現在の間合いやリソースから引きたいカードを考え、少しでもそのカードを引ける可能性が上がる選択をします。その場合、リーサルには貢献してくれなさそうな、引きたくないカードが捨て札に存在する場合は、再構成を行うことでそれらを引き直してしまう可能性まで考慮する必要があります。

「再構成のダメージによる1フレアが必要か」とは、再構成をすることで宿すためのリソースを前進や離脱、後退に回せるようになり、結果的に使える攻撃札が増える、という考え方です。
しかし、自ら再構成を行うと、当然ですが返しのターンにリーサルを取られやすくなるリスクも上がるので、「再構成を行うことで、リーサルを取れる確率がどれだけ上がるか」「再構成を行うことで、リーサルを取りそこねてしまった場合に、返しにリーサルを取られる可能性がどれだけ上がるか」の二点を天秤にかけて検討を行いましょう。
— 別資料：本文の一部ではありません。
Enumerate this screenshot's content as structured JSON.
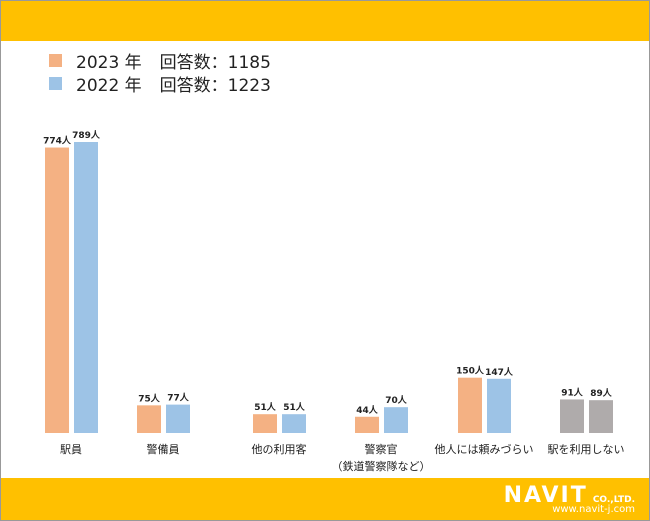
{
  "legend": [
    {
      "year": "2023 年",
      "label": "回答数：1185",
      "color": "#F4B183"
    },
    {
      "year": "2022 年",
      "label": "回答数：1223",
      "color": "#9DC3E6"
    }
  ],
  "logo": {
    "name": "NAVIT",
    "suffix": "CO.,LTD.",
    "url": "www.navit-j.com"
  },
  "chart_data": {
    "type": "bar",
    "categories": [
      "駅員",
      "警備員",
      "他の利用客",
      "警察官\n（鉄道警察隊など）",
      "他人には頼みづらい",
      "駅を利用しない"
    ],
    "series": [
      {
        "name": "2023 年",
        "values": [
          774,
          75,
          51,
          44,
          150,
          91
        ],
        "color": "#F4B183"
      },
      {
        "name": "2022 年",
        "values": [
          789,
          77,
          51,
          70,
          147,
          89
        ],
        "color": "#9DC3E6"
      }
    ],
    "highlight_color": "#AFABAB",
    "unit": "人",
    "grid": false
  }
}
以下の例題は、リーサル手段を『えれきてる』のみとして、それらの考え方を簡潔にしたものです。誤りなどがあったら教えて下さい。

例題1

以下の盤面(必要な情報のみ抜粋)において、(A)~(D)の確率と(E)について考えましょう。ただし、お互いのデッキには3枚の『でゅーぷりぎあ』があり、ターン開始時の手札はお互いに0枚であるとします。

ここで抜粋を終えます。